Father Jesus Alberto Franco Geraldo was one of its founders.
REV. JESUS ALBERTO FRANCO GERALDO (through interpreter): Our work with the international community is what keeps us alive, ensures that we haven't been assassinated. The reason we have the attention of the international community is our ability to provide really concrete documentation.
FRED DE SAM LAZARO: The group was started in the '80s, when violent evictions and extrajudicial killings began to escalate. They have collected large amounts of evidence, bringing cases to the courts and to global human rights groups.
FATHER JESUS ALBERTO FRANCO GERALDO (through interpreter): We began at a time of assassinations of human rights defenders, and those haven't stopped to this day.
FRED DE SAM LAZARO: Under orders from the Inter-American Court of Human Rights, Colombia's government provides security protection to the group. But Father Alberto Geraldo says there are no real guarantees because corruption allows criminal and paramilitary groups to still operate.
FATHER JESUS ALBERTO FRANCO GERALDO (through interpreter): I travel in a government car, and I receive government protection. Last year, that car was shot three times while it was parked in front of my house.
FRED DE SAM LAZARO: In Buenaventura, the Justice and Peace group sent Maria Mosquera and her brother Edwin to live in the humanitarian zone. The goal is to have constant vigilance, record any incidents and hold security forces accountable for doing their job.
MARIA MOSQUERA (through interpreter): When we first arrived, there was a lot of fear. No one left their house after 6:00 p.m.
EDWIN MOSQUERA, Justice and Peace (through interpreter): They built a gate outside, and that was the symbol that said, we don't want paramilitaries in here anymore.
MARIA MOSQUERA (through interpreter): We asked for the police to be present at five strategic locations in the humanitarian space. The role of the police is to patrol just the perimeter of the area and to be alert for the paramilitaries.
ORLANDO CASTILLO (through interpreter): Since the 13th of April, when the humanitarian space was inaugurated, we have not had one single killing.
FRED DE SAM LAZARO: It's a small, but significant gain for community activists like Orlando Castillo, who led the effort to invite the Justice and Peace group in.

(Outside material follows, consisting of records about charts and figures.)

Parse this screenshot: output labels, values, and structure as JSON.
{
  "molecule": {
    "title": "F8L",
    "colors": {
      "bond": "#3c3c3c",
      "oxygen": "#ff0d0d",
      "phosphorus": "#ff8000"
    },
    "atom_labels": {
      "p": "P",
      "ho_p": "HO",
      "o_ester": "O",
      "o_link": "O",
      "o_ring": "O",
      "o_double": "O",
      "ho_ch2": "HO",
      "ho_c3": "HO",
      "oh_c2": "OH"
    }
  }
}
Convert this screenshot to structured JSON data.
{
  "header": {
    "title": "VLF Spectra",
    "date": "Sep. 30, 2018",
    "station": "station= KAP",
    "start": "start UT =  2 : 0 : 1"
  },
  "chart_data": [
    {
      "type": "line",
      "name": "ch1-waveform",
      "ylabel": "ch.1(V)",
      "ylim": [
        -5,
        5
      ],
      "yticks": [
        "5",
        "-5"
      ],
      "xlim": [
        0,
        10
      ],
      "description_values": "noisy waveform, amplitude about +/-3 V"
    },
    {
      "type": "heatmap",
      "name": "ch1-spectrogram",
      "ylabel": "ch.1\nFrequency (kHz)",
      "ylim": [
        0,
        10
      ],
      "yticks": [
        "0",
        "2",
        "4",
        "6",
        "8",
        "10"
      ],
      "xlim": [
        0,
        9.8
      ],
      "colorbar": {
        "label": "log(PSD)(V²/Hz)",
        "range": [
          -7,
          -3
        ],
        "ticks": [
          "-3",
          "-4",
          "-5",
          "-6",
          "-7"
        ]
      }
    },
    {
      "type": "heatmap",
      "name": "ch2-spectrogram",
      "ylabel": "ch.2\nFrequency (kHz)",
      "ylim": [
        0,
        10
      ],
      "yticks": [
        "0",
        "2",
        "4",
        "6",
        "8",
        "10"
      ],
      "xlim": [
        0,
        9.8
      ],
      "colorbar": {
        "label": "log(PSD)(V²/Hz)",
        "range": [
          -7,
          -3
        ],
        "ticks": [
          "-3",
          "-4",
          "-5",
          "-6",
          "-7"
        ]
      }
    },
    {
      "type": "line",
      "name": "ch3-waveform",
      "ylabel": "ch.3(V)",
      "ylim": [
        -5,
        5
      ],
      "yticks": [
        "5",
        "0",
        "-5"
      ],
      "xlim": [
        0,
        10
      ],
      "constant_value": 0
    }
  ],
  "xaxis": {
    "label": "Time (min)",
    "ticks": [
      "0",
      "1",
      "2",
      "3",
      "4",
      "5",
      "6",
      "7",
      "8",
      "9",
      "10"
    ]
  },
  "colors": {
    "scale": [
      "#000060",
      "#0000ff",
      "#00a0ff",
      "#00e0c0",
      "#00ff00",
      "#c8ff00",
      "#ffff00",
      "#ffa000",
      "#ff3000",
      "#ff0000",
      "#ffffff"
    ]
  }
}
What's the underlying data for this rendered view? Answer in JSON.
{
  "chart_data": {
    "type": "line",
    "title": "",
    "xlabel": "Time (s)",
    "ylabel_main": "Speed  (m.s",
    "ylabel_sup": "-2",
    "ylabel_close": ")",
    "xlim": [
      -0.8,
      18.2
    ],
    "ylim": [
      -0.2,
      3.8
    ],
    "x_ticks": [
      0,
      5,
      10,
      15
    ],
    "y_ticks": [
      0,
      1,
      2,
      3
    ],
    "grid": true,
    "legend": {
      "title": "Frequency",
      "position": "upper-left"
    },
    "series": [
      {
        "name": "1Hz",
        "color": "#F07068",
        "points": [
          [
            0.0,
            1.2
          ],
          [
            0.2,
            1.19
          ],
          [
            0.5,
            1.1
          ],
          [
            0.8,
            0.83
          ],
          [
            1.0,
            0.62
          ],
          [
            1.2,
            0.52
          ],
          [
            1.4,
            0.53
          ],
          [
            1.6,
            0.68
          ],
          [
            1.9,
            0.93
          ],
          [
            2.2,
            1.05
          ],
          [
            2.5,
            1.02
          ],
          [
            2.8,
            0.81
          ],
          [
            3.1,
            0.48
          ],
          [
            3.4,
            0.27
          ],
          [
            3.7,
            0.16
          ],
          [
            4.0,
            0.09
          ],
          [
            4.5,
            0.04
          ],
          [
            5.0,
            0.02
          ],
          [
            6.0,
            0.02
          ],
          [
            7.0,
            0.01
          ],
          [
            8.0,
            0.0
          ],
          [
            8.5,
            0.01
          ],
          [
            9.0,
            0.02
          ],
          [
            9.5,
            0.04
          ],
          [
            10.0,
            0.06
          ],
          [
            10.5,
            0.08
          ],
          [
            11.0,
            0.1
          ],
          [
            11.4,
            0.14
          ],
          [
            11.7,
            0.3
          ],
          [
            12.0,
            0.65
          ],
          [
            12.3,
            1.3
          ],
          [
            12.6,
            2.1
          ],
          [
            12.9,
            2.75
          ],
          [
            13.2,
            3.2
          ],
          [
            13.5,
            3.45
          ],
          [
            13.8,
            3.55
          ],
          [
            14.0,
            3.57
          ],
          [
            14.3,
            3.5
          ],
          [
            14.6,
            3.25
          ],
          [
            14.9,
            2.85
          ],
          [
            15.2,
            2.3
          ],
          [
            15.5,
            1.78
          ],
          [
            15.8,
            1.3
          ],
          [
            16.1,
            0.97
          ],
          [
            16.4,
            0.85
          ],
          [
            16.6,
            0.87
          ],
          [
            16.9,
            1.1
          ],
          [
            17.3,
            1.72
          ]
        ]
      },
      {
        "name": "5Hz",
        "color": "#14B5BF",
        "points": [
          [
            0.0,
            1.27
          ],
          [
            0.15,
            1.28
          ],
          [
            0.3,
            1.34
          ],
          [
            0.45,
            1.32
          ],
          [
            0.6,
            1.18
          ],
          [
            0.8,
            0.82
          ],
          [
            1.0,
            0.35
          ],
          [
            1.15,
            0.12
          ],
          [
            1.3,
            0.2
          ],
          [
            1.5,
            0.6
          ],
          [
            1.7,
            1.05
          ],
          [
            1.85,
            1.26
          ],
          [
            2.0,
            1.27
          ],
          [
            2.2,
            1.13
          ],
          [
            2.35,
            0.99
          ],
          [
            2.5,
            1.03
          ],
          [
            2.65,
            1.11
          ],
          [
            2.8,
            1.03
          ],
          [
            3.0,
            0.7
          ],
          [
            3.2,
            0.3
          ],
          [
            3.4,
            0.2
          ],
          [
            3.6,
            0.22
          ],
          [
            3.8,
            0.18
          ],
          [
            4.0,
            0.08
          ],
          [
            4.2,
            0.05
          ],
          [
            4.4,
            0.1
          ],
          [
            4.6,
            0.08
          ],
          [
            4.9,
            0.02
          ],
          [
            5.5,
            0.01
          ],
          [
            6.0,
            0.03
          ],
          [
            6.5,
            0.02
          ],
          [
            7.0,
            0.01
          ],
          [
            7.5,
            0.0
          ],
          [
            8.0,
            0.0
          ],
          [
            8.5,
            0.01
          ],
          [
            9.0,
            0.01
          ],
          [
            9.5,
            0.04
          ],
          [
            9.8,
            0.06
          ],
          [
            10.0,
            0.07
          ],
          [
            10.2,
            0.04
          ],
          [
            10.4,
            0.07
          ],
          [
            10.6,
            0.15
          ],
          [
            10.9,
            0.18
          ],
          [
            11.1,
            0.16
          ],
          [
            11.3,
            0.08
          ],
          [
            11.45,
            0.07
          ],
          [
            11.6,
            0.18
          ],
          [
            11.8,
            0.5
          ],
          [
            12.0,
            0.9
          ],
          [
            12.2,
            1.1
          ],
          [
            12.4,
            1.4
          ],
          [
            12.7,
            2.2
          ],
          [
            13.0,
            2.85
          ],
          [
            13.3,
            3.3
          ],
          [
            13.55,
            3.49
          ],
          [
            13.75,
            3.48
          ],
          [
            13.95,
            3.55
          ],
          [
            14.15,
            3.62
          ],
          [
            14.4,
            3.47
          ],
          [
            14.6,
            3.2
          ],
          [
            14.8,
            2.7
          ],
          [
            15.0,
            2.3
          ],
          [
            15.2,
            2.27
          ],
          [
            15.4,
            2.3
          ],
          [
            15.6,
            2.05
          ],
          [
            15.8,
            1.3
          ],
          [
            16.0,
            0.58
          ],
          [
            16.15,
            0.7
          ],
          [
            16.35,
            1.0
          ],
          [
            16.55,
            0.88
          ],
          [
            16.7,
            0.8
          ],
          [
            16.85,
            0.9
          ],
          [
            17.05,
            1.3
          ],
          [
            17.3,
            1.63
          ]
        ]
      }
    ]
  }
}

He'd counted 27 death threats in recent years, he says.
Gloria also lives in fear of her life. She doesn't send her young children to school because it's outside the safe zone,nor does she visit her husband who lives two hours away. Many residents of Buenaventura in general say they has been an escalation of terror in recent years. Free trade agreements, including one with the United States, have made the land more valuable and people living here more vulnerable to being driven out.
EDGAR BERMUDEZ (through interpreter): Colombia has suffered a great deal of violence as a result of just a few interests, but it's been regular everyday people who've had to suffer the consequences and take the brunt of that violence.
FRED DE SAM LAZARO: Back in Bogota, former policeman Bermudez is going back to school. He hopes some day to start a organization to help wounded combatants.
I'm Fred de Sam Lazaro in Colombia for the "PBS NewsHour."
GWEN IFILL: A version of this report aired on the PBS program "Religion & Ethics Newsweekly." Fred's reporting is a partnership with the Under-Told Stories Project at Saint Mary's University of Minnesota.